I suspect that colonial culinary cringe is the problem. Our professional chefs (and many of their customers) align themselves with foreign culture in order to escape a national identity that they perceive as beneath them. The tragic exception to this rule is those who wish to self-define as chest-thumping, virility-proving adventurous eaters. Far be it from me to come over all Miss Manners but treating other people’s food culture as a cheap thrill is not nice. The Vevisa Lodge in Thohoyandou (+27 15 962 5252) offers a “brave mouth award” for visitors who try mopani worms but there is no sense that there could be culinary merit in Venda cuisine beyond the temporary excitement of bug-eating.

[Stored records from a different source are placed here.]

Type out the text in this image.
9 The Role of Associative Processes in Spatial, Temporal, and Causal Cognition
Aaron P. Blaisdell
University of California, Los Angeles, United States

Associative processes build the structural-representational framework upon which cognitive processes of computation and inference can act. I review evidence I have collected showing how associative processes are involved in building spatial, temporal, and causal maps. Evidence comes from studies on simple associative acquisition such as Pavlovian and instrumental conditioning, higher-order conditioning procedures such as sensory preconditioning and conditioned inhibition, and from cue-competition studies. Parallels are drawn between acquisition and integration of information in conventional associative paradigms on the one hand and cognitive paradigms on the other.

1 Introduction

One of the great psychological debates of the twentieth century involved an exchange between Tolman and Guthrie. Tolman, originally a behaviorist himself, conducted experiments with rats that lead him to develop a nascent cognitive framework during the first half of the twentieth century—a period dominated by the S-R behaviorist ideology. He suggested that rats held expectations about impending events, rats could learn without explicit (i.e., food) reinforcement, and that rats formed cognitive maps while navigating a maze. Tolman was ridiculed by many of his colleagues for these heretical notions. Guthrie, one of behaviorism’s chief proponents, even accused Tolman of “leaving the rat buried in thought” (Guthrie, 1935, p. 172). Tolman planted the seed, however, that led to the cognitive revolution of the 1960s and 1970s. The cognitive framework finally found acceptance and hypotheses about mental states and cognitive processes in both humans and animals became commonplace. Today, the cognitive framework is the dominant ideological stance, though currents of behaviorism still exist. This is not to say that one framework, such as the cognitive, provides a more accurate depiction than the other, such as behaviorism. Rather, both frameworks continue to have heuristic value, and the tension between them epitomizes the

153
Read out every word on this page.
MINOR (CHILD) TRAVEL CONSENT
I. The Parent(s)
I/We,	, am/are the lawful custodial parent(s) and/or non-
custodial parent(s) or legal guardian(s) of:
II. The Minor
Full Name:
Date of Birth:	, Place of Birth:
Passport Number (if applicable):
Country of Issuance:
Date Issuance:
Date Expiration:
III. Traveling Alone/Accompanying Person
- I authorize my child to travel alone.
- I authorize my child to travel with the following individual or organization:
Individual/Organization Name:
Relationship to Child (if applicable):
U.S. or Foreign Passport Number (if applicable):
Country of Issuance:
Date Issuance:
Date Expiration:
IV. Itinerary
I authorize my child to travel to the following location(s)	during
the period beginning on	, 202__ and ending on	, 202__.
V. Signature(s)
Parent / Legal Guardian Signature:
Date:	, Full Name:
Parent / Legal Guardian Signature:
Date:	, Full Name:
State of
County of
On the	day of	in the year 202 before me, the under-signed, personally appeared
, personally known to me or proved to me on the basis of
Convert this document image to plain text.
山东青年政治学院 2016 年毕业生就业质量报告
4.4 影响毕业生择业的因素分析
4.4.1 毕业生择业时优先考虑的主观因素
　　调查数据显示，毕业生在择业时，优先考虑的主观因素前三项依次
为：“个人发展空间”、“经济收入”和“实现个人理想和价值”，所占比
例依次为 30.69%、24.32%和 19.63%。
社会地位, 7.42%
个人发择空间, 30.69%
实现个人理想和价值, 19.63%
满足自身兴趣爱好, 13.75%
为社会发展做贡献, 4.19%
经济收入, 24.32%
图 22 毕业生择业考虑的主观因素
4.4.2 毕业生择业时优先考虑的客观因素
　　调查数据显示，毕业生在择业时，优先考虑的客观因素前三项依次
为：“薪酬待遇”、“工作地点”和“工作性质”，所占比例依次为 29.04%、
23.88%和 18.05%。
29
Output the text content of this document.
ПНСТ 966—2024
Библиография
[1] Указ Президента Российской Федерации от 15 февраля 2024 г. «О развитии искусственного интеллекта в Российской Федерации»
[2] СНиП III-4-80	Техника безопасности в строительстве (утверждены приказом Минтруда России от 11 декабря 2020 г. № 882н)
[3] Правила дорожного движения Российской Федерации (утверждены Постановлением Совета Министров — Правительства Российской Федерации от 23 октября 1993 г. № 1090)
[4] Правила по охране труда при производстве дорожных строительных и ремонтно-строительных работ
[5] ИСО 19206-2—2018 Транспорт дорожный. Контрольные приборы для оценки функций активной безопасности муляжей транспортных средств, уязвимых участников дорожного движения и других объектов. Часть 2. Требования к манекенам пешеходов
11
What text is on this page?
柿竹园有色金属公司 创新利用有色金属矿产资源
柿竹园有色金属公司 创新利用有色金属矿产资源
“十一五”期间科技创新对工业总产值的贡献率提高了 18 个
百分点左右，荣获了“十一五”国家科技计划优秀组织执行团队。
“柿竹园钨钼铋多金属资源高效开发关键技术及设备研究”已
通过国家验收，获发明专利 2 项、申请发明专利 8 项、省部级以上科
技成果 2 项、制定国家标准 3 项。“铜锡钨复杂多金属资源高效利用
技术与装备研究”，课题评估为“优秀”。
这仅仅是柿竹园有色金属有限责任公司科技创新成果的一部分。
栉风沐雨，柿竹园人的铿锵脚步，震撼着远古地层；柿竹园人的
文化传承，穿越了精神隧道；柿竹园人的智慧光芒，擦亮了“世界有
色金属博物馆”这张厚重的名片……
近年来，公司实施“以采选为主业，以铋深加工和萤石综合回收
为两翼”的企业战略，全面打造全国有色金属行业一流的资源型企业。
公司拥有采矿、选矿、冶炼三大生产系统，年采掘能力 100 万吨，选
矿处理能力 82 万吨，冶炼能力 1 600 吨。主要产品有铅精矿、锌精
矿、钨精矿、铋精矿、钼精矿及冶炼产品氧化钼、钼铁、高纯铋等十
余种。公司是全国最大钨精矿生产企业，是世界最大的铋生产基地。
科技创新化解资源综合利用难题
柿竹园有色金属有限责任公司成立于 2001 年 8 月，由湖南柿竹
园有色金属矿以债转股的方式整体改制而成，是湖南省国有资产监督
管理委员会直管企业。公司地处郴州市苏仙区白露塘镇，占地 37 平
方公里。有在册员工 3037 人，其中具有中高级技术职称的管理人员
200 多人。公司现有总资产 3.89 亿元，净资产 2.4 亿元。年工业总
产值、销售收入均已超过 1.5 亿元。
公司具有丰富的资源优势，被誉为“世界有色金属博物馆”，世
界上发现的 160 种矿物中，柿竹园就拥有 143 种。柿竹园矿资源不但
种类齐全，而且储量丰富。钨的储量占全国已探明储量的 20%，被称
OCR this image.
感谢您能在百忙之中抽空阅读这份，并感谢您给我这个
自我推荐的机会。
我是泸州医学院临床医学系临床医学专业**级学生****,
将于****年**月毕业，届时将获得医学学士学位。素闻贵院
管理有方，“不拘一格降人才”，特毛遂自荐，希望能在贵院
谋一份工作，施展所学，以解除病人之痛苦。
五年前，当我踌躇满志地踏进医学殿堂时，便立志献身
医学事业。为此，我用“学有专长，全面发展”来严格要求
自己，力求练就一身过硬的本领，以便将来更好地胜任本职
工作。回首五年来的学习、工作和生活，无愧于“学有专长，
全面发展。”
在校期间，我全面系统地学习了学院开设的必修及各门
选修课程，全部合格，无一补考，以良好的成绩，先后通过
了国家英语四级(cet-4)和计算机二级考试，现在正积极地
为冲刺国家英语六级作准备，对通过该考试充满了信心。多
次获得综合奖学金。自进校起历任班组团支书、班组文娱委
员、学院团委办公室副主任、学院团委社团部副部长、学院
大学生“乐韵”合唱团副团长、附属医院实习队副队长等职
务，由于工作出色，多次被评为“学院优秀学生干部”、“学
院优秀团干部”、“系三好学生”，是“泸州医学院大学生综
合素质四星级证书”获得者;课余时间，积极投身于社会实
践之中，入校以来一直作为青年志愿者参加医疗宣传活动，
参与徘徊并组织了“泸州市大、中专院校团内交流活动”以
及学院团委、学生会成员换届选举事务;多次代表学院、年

The possible light at the end of the tunnel? Our ever-increasing, very fine immigrant-owned restaurants which showcase the food of African countries north of our borders. There is a widespread perception that African food is only available in unsafe neighbourhoods and insanitary conditions. Neither is true. Little Ethiopia in Cape Town’s CBD (+27 21 424 8254) serves exquisitely elegant doro wot spicy chicken stew with spongy injera flatbread. La Terrasse in Pretoria serves magnificent Moroccan duck-and-fig tagines. The dessert platter of plantain croquettes with bissap rouge (hibiscus flower) sorbet at Sandton’s new Épicure is my top sweet-tooth treat in town.

Currently the customers in these restaurants are almost entirely homesick expats but I want to believe that the number of South African bums on such seats is slowly growing.

Perhaps, over time, we will gain faith in our own foods. One can but hope so because eating like a koala is one of the few options not open to us. Omnivorous as we are, eucalyptus doesn’t suit us.

The koala has evolved a unique stomach to cope with this otherwise poisonous plant.